Czy pozostanie niewzruszona na tanie zagrywki, które sprawiają, że dziewczyny lgną
do Danielsa jak pszczoły do miodu?
Im więcej czasu bohaterowie spędzają
ze sobą dostrzegają, jak bardzo są do siebie podobni, krzywdy zadane w
dzieciństwie mocno rzutują na ich obecną sytuacje, mimo wszystko Violet nie
jest złośliwą jędzą, nie straciła wrażliwości. Podziwiałam jej odporność i siłę,
mimo wszystkiego, czego doświadczyła, z czym się spotkała w swoim życiu, była
wyjątkowa, każdy, kto się z nią stykał darzył ją szacunkiem, na który
zasługiwała.
Piękno
tej historii polega na tym, że Violet nie starała się nadążyć za huśtawkami
nastroju Zeke’a ani jego brutalnym przekomarzaniem się, po prostu tego nie
akceptowała. Zachowywała się bardzo taktownie, pełna szacunku, co sprawiło, że
te działania zaczęły mieć wpływ na Zeke’a.
Przemiana
zachodząca w mężczyźnie była powolna, co sprawiło bardzo wiarygodny efekt,
ponieważ nie dokonała się całkowicie. Mężczyzna nadal pozostał draniem, chociaż
starał się go przytemperować, trzymać na łańcuchu. Mógł się okłamywać, strać
temu zaprzeczać ze wszystkich sił, ale ta mała Violet miała na niego wpływ,
zapewne zbyt silny niż by sobie tego życzył.
Z
początku trochę się obawiałam, że Violet stanie się popychadłem, wycieraczką na
jego uszczypliwości, ale doszła do
punktu, gdzie tupnęła nogą, nie mogąc pozwolić sobie na więcej i zażądała od
niego szacunku.

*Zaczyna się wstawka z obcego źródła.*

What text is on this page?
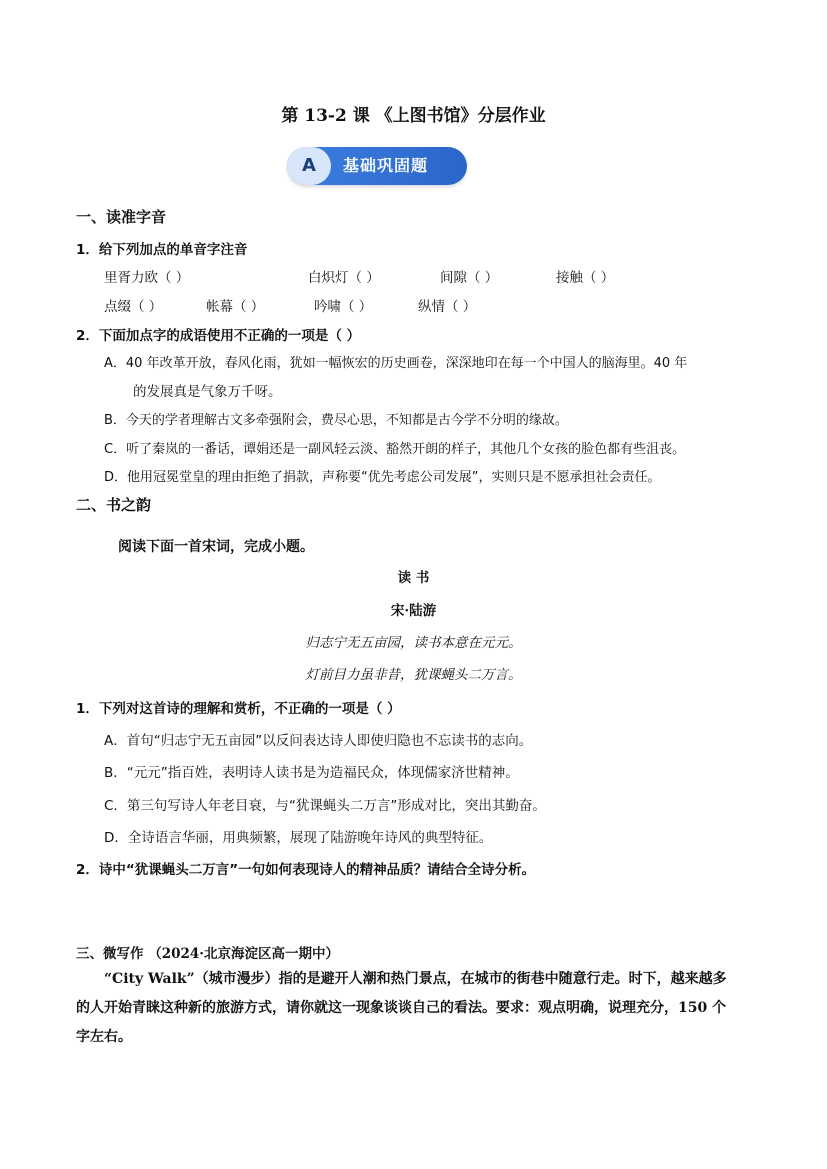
第 13-2 课 《上图书馆》分层作业
A	基础巩固题
一、读准字音
1．给下列加点的单音字注音
里胥力欧（ ）	白炽灯（ ）	间隙（ ）	接触（ ）
点缀（ ）	帐幕（ ）	吟啸（ ）	纵情（ ）
2．下面加点字的成语使用不正确的一项是（ ）
A．40 年改革开放，春风化雨，犹如一幅恢宏的历史画卷，深深地印在每一个中国人的脑海里。40 年
的发展真是气象万千呀。
B．今天的学者理解古文多牵强附会，费尽心思，不知都是古今学不分明的缘故。
C．听了秦岚的一番话，谭娟还是一副风轻云淡、豁然开朗的样子，其他几个女孩的脸色都有些沮丧。
D．他用冠冕堂皇的理由拒绝了捐款，声称要“优先考虑公司发展”，实则只是不愿承担社会责任。
二、书之韵
阅读下面一首宋词，完成小题。
读 书
宋·陆游
归志宁无五亩园，读书本意在元元。
灯前目力虽非昔，犹课蝇头二万言。
1．下列对这首诗的理解和赏析，不正确的一项是（ ）
A．首句“归志宁无五亩园”以反问表达诗人即使归隐也不忘读书的志向。
B．“元元”指百姓，表明诗人读书是为造福民众，体现儒家济世精神。
C．第三句写诗人年老目衰，与“犹课蝇头二万言”形成对比，突出其勤奋。
D．全诗语言华丽，用典频繁，展现了陆游晚年诗风的典型特征。
2．诗中“犹课蝇头二万言”一句如何表现诗人的精神品质？请结合全诗分析。
三、微写作 （2024·北京海淀区高一期中）
“City Walk”（城市漫步）指的是避开人潮和热门景点，在城市的街巷中随意行走。时下，越来越多
的人开始青睐这种新的旅游方式，请你就这一现象谈谈自己的看法。要求：观点明确，说理充分，150 个
字左右。
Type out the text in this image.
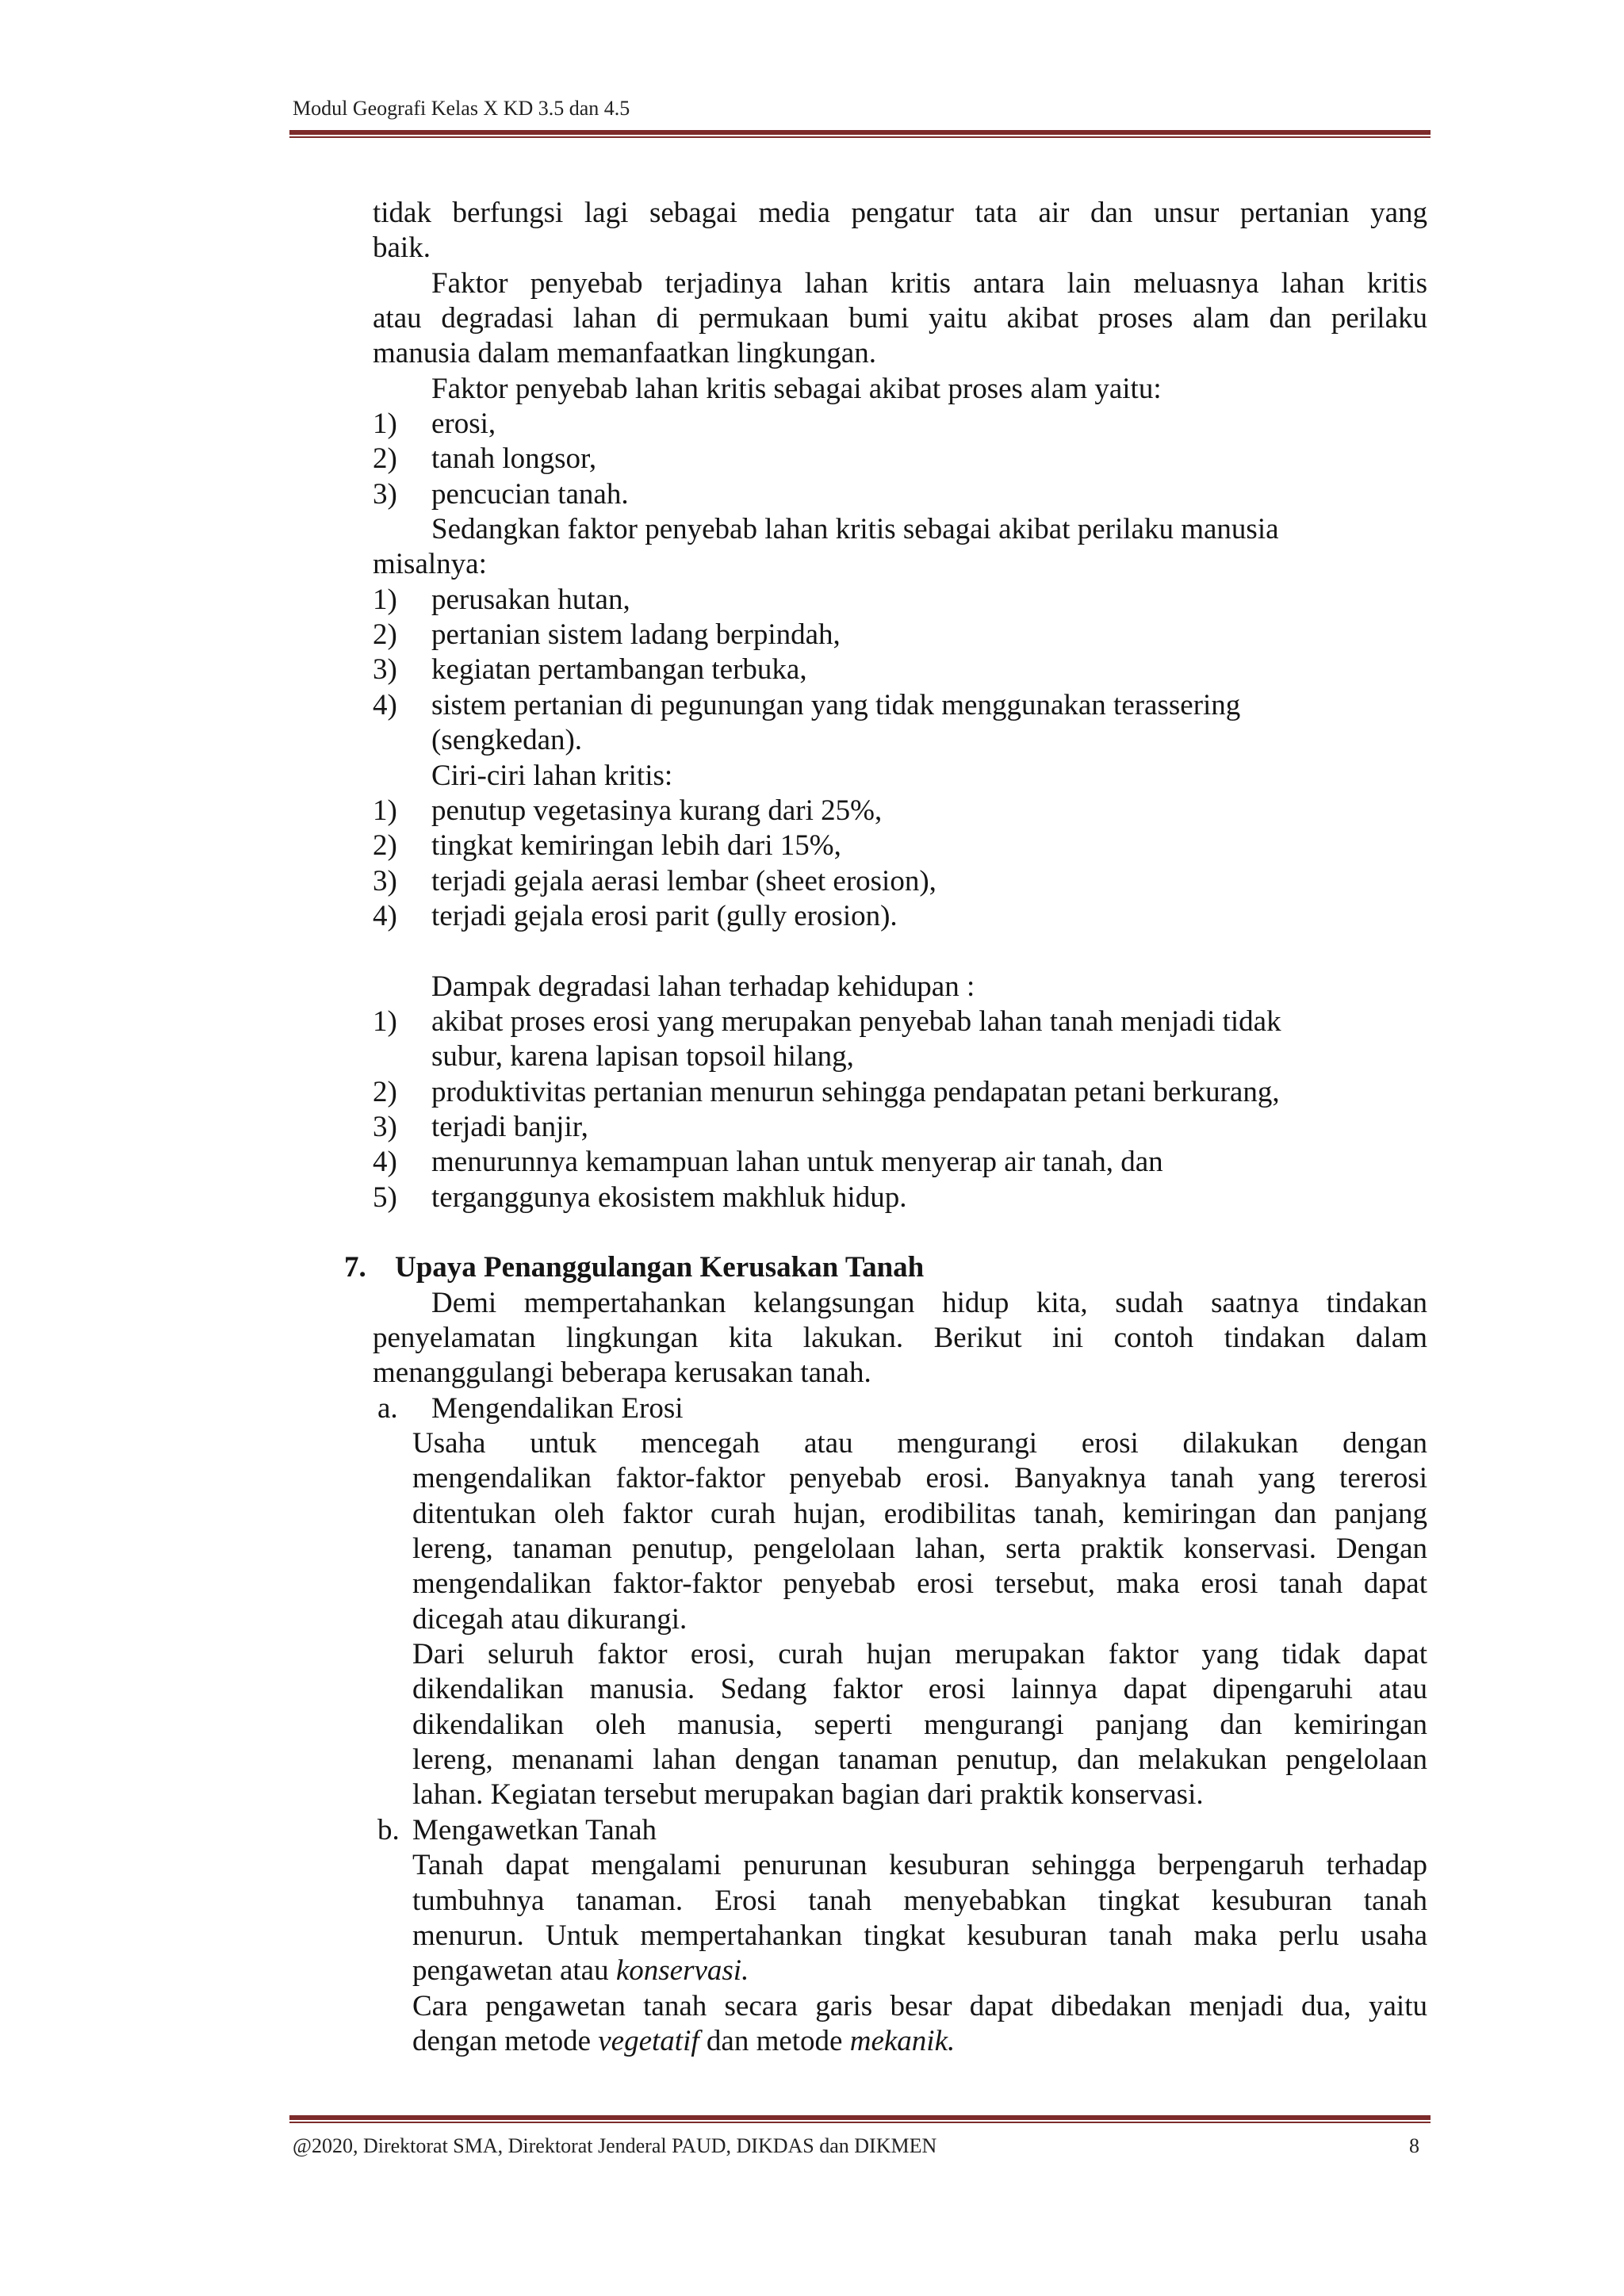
Modul Geografi Kelas X KD 3.5 dan 4.5
tidak berfungsi lagi sebagai media pengatur tata air dan unsur pertanian yang
baik.
Faktor penyebab terjadinya lahan kritis antara lain meluasnya lahan kritis
atau degradasi lahan di permukaan bumi yaitu akibat proses alam dan perilaku
manusia dalam memanfaatkan lingkungan.
Faktor penyebab lahan kritis sebagai akibat proses alam yaitu:
1)	erosi,
2)	tanah longsor,
3)	pencucian tanah.
Sedangkan faktor penyebab lahan kritis sebagai akibat perilaku manusia
misalnya:
1)	perusakan hutan,
2)	pertanian sistem ladang berpindah,
3)	kegiatan pertambangan terbuka,
4)	sistem pertanian di pegunungan yang tidak menggunakan terassering
(sengkedan).
Ciri-ciri lahan kritis:
1)	penutup vegetasinya kurang dari 25%,
2)	tingkat kemiringan lebih dari 15%,
3)	terjadi gejala aerasi lembar (sheet erosion),
4)	terjadi gejala erosi parit (gully erosion).
Dampak degradasi lahan terhadap kehidupan :
1)	akibat proses erosi yang merupakan penyebab lahan tanah menjadi tidak
subur, karena lapisan topsoil hilang,
2)	produktivitas pertanian menurun sehingga pendapatan petani berkurang,
3)	terjadi banjir,
4)	menurunnya kemampuan lahan untuk menyerap air tanah, dan
5)	terganggunya ekosistem makhluk hidup.
7. Upaya Penanggulangan Kerusakan Tanah
Demi mempertahankan kelangsungan hidup kita, sudah saatnya tindakan
penyelamatan lingkungan kita lakukan. Berikut ini contoh tindakan dalam
menanggulangi beberapa kerusakan tanah.
a.	Mengendalikan Erosi
Usaha untuk mencegah atau mengurangi erosi dilakukan dengan
mengendalikan faktor-faktor penyebab erosi. Banyaknya tanah yang tererosi
ditentukan oleh faktor curah hujan, erodibilitas tanah, kemiringan dan panjang
lereng, tanaman penutup, pengelolaan lahan, serta praktik konservasi. Dengan
mengendalikan faktor-faktor penyebab erosi tersebut, maka erosi tanah dapat
dicegah atau dikurangi.
Dari seluruh faktor erosi, curah hujan merupakan faktor yang tidak dapat
dikendalikan manusia. Sedang faktor erosi lainnya dapat dipengaruhi atau
dikendalikan oleh manusia, seperti mengurangi panjang dan kemiringan
lereng, menanami lahan dengan tanaman penutup, dan melakukan pengelolaan
lahan. Kegiatan tersebut merupakan bagian dari praktik konservasi.
b. Mengawetkan Tanah
Tanah dapat mengalami penurunan kesuburan sehingga berpengaruh terhadap
tumbuhnya tanaman. Erosi tanah menyebabkan tingkat kesuburan tanah
menurun. Untuk mempertahankan tingkat kesuburan tanah maka perlu usaha
pengawetan atau konservasi.
Cara pengawetan tanah secara garis besar dapat dibedakan menjadi dua, yaitu
dengan metode vegetatif dan metode mekanik.
@2020, Direktorat SMA, Direktorat Jenderal PAUD, DIKDAS dan DIKMEN	8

Rozumiała, że zachowywał się w ten sposób z powodu zranienia
i niemożności poradzenia sobie z opuszczeniem przez rodziców, ale wszystko ma
swoje granice. Zmusiła Zake’a do zaprzestania stawiania się w roli ofiary i
ponownego przejęcia kontroli nad swoim życiem. To zadziałało! Sprawiło że
dostrzegł znacznie więcej. Zeke nie jest doskonały, popełnił błędy, a brak
miłości jego rodziców do niego przejawiał się w niezdolności do poznania
emocji. Chłonął miłość Violet, jakby był zdesperowany, a kiedy zaczął się otwierać
i ufać, stał się kimś godnym jej słodkiej i wrażliwej osobowości. Byli
przeciwieństwami pod każdym względem, jednak się zrównoważyli i stworzyli bardzo
zabawną parę.
Ney
potrafi stworzyć historię, która Toba zawładnie, jest pełna humoru,
przekomarzania się i wystarczającej ilości ciepła, aby zawładnąć emocjami i porwać w wykreowany przez
nią świat. Posiadła umiejętność kreowania ciekawych historii, ukazywana, jak
bardzo miłość jest potrzebna w naszym życiu, nawet ktoś taki jak drań posiada
serce. Zimna powierzchowność była jedynie mechanizmem obronnym chroniącym przed
opuszczeniem i zranieniem.
W
książce mamy narracje pierwszoosobowa pisaną z perspektywy obojga bohaterów,
naprzemiennie, pozwala to na wgląd i poznanie ich myśli i powodów takich a nie
innych zachowań. „Ezekiel” został napisany lekkim językiem, bardzo przyjemnym,
co sprawiło, że bardzo szybko przeczytałam tą książkę. Ney porusza w niej
trudne tematy, ale robi to w sposób, który nie jest zbyt ciężki, a dający
nadzieję. Opowieść podtrzymuje schematyczność pierwszego tomu, ale nie jest to
wada, podtrzymuje przez to atmosferę, która tak bardzo nam się podobała.